"You know Jim Long up at Cockthorpe?"—he was mentioning a famous professional wild-fowler who lived by supplying the markets with duck and taking out sportsmen from London over the difficult and intricate marshes at night.

"Of course I do. Been out with him lots of times."

"Well, sir, don't say as I told you, don't mention it to Jim and don't mention it to a living soul, but I found out only last month, accidental like, that Jim's been supplying the Doctor with teal and widgeon and grey geese and plover and what not for goodness knows 'ow long. 'E leaves a nice little bag in the Doctor's old hulk in Thirty Main Creek, and the Doctor finds 'em there and brings 'em home. And, what's more, Mr. Jones, 'e can't shoot for nuts, neither. I've see'd 'im firing off their guns, to get 'em dirty, from the deck of the hulk!"

At this I began to laugh, though the news was a bit of a shock to me, for I had always regarded the Doctor and his friend as true sportsmen. I saw no reason to disbelieve what Wordingham had said, for he was not a man who spoke rashly, and, comic though the business was, I could not help that sort of odd discomfort one feels when an illusion is shattered. The only good thing I knew of Upjelly was now a thing of the past. Of course, I had heard of the type of sportsman who buys a creel of trout at the fishmonger's on his way home, or gets his pheasants at the poulterer's—about the cheapest and nastiest form of vanity that exists, I should think. But I had never heard of anything of the sort in connection with wild-fowling; and indeed, a man who, night after night, will go through the extraordinary discomforts, the freezing cold, the occasional real danger, the weary hours of waiting in the dark, merely to get a reputation as a fowler, must be king and skipper of all the humbugs and pretenders since Mr. Pecksniff himself.

I had little more conversation with Sam, his news occupied all my thoughts and for a time I forgot my own troubles. I remember thinking, in a childish sort of way, what a rag it would be to stalk old Upjelly one night, and catch him in the very act. What a hold I should have over him afterwards!

We approached the village.
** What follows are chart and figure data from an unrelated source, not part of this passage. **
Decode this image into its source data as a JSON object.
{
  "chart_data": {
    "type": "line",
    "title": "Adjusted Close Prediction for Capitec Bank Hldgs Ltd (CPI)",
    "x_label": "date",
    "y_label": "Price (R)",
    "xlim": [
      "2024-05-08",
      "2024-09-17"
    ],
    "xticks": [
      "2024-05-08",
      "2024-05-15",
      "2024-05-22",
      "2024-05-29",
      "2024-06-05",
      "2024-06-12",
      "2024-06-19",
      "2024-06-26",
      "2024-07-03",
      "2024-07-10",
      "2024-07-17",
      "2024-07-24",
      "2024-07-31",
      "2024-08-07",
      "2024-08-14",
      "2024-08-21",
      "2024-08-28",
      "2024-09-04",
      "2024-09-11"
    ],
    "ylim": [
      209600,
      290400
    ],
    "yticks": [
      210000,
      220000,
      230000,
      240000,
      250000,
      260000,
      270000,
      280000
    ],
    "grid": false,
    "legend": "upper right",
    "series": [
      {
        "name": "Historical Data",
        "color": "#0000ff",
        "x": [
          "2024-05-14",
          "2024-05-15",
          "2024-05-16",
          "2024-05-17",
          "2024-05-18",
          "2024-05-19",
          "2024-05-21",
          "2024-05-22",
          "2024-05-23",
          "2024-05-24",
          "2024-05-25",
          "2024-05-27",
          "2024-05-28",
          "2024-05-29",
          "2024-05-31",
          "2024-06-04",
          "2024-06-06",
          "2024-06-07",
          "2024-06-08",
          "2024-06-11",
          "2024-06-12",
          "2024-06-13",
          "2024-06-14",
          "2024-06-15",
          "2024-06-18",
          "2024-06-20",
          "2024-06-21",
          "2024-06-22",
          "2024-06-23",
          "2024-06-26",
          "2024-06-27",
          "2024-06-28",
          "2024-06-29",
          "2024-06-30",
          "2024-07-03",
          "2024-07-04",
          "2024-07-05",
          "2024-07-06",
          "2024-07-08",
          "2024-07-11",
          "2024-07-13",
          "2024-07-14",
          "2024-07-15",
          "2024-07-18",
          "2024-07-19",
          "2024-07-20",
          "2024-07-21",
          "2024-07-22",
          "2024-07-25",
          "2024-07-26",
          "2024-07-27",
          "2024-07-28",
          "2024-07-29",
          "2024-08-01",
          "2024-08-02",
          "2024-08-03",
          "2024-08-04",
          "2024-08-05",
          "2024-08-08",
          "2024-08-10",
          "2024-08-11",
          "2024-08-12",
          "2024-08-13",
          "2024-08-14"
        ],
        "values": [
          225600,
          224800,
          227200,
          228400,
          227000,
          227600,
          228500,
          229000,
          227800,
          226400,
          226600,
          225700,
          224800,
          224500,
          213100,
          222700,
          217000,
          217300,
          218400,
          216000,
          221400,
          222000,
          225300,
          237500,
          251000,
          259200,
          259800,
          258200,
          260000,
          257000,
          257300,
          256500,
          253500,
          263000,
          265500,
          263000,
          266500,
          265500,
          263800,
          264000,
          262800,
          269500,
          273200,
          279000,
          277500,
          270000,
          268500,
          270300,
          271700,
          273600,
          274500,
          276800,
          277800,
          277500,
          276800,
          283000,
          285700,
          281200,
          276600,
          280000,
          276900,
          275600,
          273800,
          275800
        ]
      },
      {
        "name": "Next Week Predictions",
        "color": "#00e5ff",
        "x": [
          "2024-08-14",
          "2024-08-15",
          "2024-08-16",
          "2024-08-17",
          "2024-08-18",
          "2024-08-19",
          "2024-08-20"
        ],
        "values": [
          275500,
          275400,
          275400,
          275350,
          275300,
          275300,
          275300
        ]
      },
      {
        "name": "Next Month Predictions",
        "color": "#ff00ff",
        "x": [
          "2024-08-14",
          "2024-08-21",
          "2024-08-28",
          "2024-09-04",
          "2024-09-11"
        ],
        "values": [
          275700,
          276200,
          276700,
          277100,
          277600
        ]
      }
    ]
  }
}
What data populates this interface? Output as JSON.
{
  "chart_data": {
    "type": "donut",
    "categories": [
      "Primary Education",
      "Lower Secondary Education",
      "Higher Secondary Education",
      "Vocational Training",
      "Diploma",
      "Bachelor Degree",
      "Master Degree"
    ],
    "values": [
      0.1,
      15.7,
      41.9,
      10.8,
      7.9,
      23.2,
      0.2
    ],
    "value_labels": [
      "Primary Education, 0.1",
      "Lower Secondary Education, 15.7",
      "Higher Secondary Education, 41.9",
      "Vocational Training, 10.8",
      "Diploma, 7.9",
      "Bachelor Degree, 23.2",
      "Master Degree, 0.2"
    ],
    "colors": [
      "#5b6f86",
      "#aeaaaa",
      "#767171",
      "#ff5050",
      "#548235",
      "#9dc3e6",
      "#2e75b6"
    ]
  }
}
The wind cried in the chimneys of the houses with a strange, wailing note. The moon just peeped out behind the gaunt church tower, amid the scud of ghostly clouds, and its light grew brighter as we turned to the left towards the school itself. At the same moment, the wind, smelling salt of the marshes and of the open sea a mile beyond, and carrying particles of sand, struck me with its full force, so that I had to bow my head.

In three minutes we were at Morstone House School. It was a long, low building of considerable extent, shaped like the letter L. The shorter arm was three storeys high and was the Doctor's own quarters, together with his cook, housemaid, and the old matron, Mrs. Gaunt. The longer wing contained the schoolrooms on the ground floor, a bare apartment known as the dining-hall, and two dormitories in each of which there were about fifteen boys, the whole school consisting of some fifty boys, thirty of whom were boarders. This part of the building was only two storeys high, save at one end, where there was a small tower. Just outside each dormitory was a master's sitting-room and bedroom. One of these was mine—the top one—the other, down below, that of Lockhart.

There were three main entrances to the school. One, the front door, in the middle of the longer portion of the building, another, a small door in the angle, used only by the masters, and the Doctor's private entrance, opening out into his garden on the other side of the block.

It was just ten o'clock as I drove through the playing fields and on to the gravel sweep in front of the house. Bill Jack Pearson, the school porter, opened the masters' door and took my bag. He was a pleasant, cheery fellow, who liked me.

"Well, Bill Jack," I said, "everything all right?"